Advanced Monitoring for PostgreSQL Using Log Analytics
Published Jan 22 2024 03:15 PM 5,042 Views
Microsoft

Monitoring your database resources is critical to being able to detect issues or opportunities for improvements. When it comes to Azure Database for PostgreSQL Flexible Server, the monitoring story can be a bit overwhelming with multiple different services seeming to offer similar solution. There is often discussion between two services, Azure Monitor Metrics, and Azure Log Analytics . In this blog post, we are going to look at these two services and understand scenarios when you would use them. Let us start by looking at what these services do.

 

Azure Monitor metrics

 

Azure Monitor is a comprehensive solution for collecting, analyzing, and alerting on time-series metrics for services like Azure Postgres. It helps to understand how the service is performing and proactively identifies any issues. There are over 60 Azure Postgres Monitoring Metrics available for monitoring on various database aspect including resource utilization, database activity, replication, saturation, connections etc. Overall, Azure monitor is a powerful tools for the collection, visualization, and alerting on time series metrics. To learn more, refer Azure Monitor Metrics overview.

 

Azure Log Analytics (LA)

 

Azure Log Analytics (LA) is a service that can monitors cloud resources and applications. It allows you to collect and aggregation of logs generated by Azure resources in your cloud and on-premises environments. Further, Log Analytics  provides advanced analytics, monitoring and alerting on logs data. Log Analytics will collect and store your data from various log sources and allow you to query over them using a custom language called Kusto Query Language (KQL).

 

While Azure Monitor metrics focuses on time series data such as performance or resource usage metrics, Azure Log Analytics offers more complex querying and log data analysis. Log Analytics is especially useful for long-term trend analysis and combining data from multiple sources to gain deeper insight into operations and performance across your application stack. To learn more, refer Overview of Log Analytics in Azure Monitor.

 

Combining Metrics with Log Analytics

 

For single-instance monitoring and troubleshooting, Azure Monitor metrics is the go-to tool. Say, if you are having a slowness issue with a database server and you want to go and look at its CPU utilization, you can do this through Azure Monitor using the portal and generate some great charts to learn what is happening now. Also, you can pin this chart to the Azure dashboard and finally, Use the Azure portal to set up alerts on metrics for a specific resource. When debugging a specific issue on a small number of instances Azure monitor is great and will do exactly what is needed.

 

media1_cpu.png

 

However, for complex monitoring tasks such as monitoring a fleet of Azure PostgreSQL instances, Azure Log Analytics offer better capabilities. This becomes invaluable when managing large server fleets, such as analyzing CPU utilization across 100+ servers. With Log Analytics, metrics data from all servers can be consolidated into one single Log Analytics workspace. This aggregation enables comprehensive visualization and alerting on logs using the Kusto Query Language (KQL), simplifying what would otherwise be a daunting task of individually analyzing each server. This approach highlights Log Analytics' strength in handling large-scale detailed data analysis.

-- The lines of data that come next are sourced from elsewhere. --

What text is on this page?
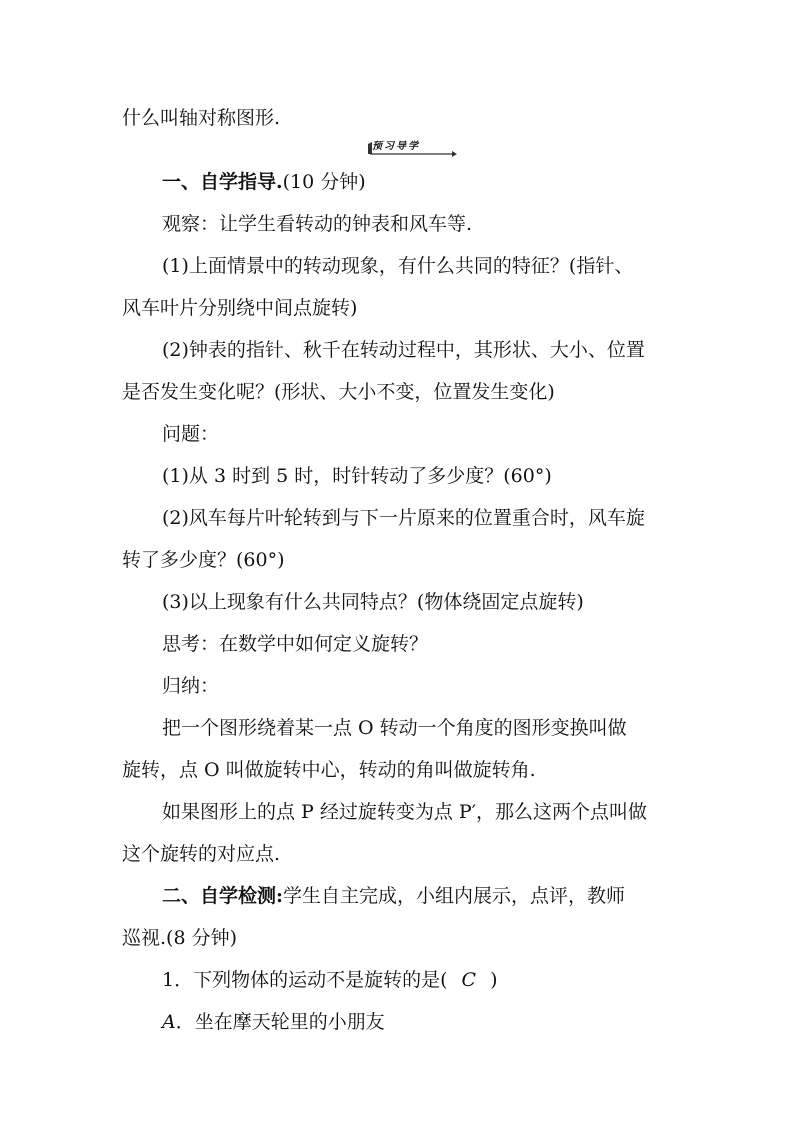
什么叫轴对称图形.
预习导学
一、自学指导.(10 分钟)
观察：让学生看转动的钟表和风车等.
(1)上面情景中的转动现象，有什么共同的特征？(指针、
风车叶片分别绕中间点旋转)
(2)钟表的指针、秋千在转动过程中，其形状、大小、位置
是否发生变化呢？(形状、大小不变，位置发生变化)
问题：
(1)从 3 时到 5 时，时针转动了多少度？(60°)
(2)风车每片叶轮转到与下一片原来的位置重合时，风车旋
转了多少度？(60°)
(3)以上现象有什么共同特点？(物体绕固定点旋转)
思考：在数学中如何定义旋转？
归纳：
把一个图形绕着某一点 O 转动一个角度的图形变换叫做
旋转，点 O 叫做旋转中心，转动的角叫做旋转角.
如果图形上的点 P 经过旋转变为点 P′，那么这两个点叫做
这个旋转的对应点.
二、自学检测:学生自主完成，小组内展示，点评，教师
巡视.(8 分钟)
1．下列物体的运动不是旋转的是( C )
A．坐在摩天轮里的小朋友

Similar to Azure Monitor, Log Analytics (LA) charts can be pinned to the Azure Dashboard for easy access and visualization. With LA, configuring a single alert suffices for monitoring CPU usage across multiple servers, triggering when any server exceeds the set threshold. This approach reduces the need for individual alerts per resource. Integrating Azure Monitor metrics into Log Analytics enhances functionality, offering broader and more detailed monitoring capabilities.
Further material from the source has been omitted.